From District Counsel: District Counsel Neary said he corresponded with FASIS as requested by the Board, but had not received a response. Also he had provided information to General Manager Chapman on the new draft sewage discharge requirements by the state, with a fairly significant fee structure which would be a per-customer, per-month surcharge, he thought it would be from $3.50 to $12.00 per customer. Director Ziady said the state wanted the district to do the collection of these fees for them, and that this was a kind of a second tax since you've already bonded for these projects. Director Orth asked if the funds were going to be redistributed to upgrade sewer facilities. Discussion followed that it would go to regulation. Director Orth asked that at the next meeting the General Manager and Mr. Neary prepare a letter to the State Water Resources Control Board. Mr. Chapman said he felt the next meeting would be too soon due to the Gitlin matter and budget issues. Counsel Neary said he thought there was 90 days.

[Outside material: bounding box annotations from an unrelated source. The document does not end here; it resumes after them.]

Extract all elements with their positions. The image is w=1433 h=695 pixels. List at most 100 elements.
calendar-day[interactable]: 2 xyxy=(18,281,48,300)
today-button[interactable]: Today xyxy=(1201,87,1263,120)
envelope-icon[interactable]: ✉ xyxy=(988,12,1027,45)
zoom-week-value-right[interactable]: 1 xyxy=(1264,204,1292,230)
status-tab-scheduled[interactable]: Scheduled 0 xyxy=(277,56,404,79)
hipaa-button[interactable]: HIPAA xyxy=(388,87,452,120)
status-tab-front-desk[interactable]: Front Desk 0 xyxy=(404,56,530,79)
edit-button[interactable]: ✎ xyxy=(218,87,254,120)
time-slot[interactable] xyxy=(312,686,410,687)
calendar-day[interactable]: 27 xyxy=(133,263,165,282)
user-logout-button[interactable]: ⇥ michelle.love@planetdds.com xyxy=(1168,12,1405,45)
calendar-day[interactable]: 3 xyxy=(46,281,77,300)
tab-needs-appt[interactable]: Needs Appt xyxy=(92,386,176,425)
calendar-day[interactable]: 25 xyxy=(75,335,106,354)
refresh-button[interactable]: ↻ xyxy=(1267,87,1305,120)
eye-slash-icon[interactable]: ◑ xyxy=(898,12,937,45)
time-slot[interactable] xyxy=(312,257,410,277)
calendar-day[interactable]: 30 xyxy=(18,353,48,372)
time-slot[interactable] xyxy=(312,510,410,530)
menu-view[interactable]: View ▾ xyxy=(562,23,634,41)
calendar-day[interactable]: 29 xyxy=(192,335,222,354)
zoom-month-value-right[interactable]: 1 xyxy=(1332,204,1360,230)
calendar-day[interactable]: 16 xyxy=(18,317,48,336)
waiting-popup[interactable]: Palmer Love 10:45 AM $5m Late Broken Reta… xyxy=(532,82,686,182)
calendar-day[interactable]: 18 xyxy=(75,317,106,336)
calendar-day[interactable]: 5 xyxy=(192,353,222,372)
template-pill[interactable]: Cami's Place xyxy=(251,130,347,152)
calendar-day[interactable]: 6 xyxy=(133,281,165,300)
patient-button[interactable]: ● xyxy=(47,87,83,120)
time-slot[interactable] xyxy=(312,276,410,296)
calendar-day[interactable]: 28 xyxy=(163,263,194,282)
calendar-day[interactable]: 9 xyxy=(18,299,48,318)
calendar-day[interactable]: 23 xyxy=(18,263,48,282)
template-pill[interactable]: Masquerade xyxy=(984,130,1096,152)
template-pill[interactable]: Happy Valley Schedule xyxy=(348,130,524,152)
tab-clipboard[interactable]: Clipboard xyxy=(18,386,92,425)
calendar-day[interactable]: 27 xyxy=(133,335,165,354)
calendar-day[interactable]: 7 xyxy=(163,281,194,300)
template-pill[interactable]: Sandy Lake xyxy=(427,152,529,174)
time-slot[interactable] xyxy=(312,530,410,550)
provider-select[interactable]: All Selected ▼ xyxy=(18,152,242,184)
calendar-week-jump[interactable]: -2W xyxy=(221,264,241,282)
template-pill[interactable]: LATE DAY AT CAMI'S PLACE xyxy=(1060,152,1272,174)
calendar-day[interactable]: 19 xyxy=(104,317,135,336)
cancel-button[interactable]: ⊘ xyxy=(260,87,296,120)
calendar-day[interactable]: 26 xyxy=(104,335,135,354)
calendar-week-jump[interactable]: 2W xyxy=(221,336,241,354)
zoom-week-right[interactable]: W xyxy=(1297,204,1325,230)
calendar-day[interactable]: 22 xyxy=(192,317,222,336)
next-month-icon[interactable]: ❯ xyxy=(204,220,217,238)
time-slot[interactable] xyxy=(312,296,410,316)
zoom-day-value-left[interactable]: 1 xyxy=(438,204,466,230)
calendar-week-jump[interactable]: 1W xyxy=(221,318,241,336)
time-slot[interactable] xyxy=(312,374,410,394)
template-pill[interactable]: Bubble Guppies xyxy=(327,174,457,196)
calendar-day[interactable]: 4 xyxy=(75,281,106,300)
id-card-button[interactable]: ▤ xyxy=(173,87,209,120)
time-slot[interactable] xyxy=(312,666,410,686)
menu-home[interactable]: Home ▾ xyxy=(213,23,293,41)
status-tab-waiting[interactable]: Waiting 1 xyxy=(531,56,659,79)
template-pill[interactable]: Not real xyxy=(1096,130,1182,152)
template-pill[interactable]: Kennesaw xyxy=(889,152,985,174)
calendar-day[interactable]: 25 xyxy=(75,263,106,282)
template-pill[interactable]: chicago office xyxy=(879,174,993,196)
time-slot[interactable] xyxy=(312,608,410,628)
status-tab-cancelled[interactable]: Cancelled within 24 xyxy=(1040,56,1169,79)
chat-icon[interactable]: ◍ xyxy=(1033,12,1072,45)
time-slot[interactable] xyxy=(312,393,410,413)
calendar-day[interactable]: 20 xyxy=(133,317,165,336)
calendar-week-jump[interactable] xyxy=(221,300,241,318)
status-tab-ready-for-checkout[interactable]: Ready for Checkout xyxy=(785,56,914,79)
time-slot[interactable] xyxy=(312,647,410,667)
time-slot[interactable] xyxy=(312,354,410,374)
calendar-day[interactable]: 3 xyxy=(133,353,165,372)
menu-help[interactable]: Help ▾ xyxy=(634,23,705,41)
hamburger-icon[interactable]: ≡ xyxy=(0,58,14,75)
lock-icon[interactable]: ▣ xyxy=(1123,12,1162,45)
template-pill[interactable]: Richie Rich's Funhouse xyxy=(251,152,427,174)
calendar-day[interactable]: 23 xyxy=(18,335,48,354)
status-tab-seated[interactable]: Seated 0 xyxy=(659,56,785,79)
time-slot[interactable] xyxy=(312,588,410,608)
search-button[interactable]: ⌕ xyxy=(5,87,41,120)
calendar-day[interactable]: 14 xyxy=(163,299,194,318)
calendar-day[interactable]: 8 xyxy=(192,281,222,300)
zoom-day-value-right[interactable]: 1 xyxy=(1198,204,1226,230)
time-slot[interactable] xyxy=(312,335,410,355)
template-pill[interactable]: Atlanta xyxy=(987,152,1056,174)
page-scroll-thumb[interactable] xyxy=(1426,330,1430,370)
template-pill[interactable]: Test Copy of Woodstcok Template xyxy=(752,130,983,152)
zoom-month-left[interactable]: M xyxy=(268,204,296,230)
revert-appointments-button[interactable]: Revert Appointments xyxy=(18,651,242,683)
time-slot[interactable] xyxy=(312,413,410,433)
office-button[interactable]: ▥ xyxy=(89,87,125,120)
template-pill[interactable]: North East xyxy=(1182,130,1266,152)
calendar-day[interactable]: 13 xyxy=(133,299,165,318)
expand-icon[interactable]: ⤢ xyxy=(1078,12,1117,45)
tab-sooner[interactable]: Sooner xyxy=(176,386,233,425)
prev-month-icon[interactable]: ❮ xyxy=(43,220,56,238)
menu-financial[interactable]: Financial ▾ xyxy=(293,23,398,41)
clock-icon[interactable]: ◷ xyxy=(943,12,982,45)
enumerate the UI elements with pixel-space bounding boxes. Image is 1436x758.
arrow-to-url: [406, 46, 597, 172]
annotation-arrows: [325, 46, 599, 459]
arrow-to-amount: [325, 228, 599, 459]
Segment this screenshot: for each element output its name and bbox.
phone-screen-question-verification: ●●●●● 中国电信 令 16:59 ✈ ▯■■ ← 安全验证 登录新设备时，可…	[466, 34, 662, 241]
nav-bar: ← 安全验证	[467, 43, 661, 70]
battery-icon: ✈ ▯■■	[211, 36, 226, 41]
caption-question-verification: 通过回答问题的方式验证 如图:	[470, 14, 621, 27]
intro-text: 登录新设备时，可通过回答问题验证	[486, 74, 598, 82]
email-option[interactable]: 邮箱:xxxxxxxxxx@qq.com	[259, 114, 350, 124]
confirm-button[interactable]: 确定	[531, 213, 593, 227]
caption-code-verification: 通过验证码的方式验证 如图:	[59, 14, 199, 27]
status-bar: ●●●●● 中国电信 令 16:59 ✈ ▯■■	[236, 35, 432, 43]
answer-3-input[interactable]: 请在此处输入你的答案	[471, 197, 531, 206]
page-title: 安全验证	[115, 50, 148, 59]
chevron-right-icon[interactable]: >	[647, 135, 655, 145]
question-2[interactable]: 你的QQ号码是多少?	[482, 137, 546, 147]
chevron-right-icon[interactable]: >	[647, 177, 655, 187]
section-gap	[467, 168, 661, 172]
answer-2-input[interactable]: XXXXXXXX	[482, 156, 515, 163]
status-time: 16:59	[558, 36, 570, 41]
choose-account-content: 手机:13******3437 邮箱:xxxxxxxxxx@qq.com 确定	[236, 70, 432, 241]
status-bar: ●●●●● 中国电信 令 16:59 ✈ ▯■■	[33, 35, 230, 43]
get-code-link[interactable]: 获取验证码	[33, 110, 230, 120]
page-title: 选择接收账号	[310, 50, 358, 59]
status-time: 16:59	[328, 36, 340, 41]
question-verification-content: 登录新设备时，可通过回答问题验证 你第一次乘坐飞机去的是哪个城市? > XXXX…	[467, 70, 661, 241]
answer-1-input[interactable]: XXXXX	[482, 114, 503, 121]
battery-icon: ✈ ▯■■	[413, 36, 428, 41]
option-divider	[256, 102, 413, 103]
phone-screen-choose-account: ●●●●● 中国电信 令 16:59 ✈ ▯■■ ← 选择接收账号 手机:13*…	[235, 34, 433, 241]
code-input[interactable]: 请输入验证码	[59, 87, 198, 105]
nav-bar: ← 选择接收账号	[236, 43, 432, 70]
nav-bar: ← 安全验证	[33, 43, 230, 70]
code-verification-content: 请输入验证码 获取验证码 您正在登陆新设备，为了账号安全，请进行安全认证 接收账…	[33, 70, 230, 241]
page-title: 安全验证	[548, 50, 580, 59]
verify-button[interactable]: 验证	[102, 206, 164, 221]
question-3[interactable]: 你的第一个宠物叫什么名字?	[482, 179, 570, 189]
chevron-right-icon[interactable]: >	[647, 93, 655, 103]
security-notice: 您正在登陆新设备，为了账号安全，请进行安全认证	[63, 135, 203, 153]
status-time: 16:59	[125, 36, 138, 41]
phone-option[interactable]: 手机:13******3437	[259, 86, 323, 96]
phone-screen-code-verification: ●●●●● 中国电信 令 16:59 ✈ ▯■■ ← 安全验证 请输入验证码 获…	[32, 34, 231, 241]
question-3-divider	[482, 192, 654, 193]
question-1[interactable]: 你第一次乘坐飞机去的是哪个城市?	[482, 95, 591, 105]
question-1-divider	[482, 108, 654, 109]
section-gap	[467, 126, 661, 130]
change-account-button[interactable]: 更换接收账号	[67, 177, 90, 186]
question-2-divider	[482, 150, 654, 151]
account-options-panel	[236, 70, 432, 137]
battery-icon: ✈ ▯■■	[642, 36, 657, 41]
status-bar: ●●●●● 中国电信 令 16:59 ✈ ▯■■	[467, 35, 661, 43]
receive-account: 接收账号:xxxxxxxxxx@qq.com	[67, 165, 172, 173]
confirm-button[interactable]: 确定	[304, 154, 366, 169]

From General Manager: General Manager Chapman said the Hibbs pot farm had been voluntarily cleared out after several meetings with Mr. Hibbs and various staff members, and in particular, Lily Phoenix. Mr. Chapman's main concern had been the prospect of water being taken from a nearby fire hydrant. President Skezas asked if seals could be put on fire hydrants to prevent theft or indicate tampering. Mr. Chapman said staff was already looking into that. On another matter he said he was investigating buying a used chlorine monitor. He also reported that he went to an energy conference with Brian Weller which focused on the price of fossil fuels. The long-range prospect for Brooktrails, particularly in the airport area, would be to look to solar power for the water pumps, and the need to get the water plant as self-sufficient as possible. The tennis courts would serve as an ideal spot as they are 300' away and in full sun for most of the year, and could provide space for a panel system. Director Ziady said there was some financing available for projects like this, and agreed with the concept, particularly in case of emergencies so the water plant could be kept running. Director Orth said that the REVIT-ED Committee of WELL, if they are interested, might be a good place for complete information and perhaps even for design. Lobbying and negotiations with DUT are also important.

Bob Terry, President of Brooktrails CERT, commented about emergency preparedness in general, as a tie-in to the potential avian flu.

Director Horrick moved to adjourn, and President Skezas declared the meeting of May 23, 2006 closed at 8:55 p.m.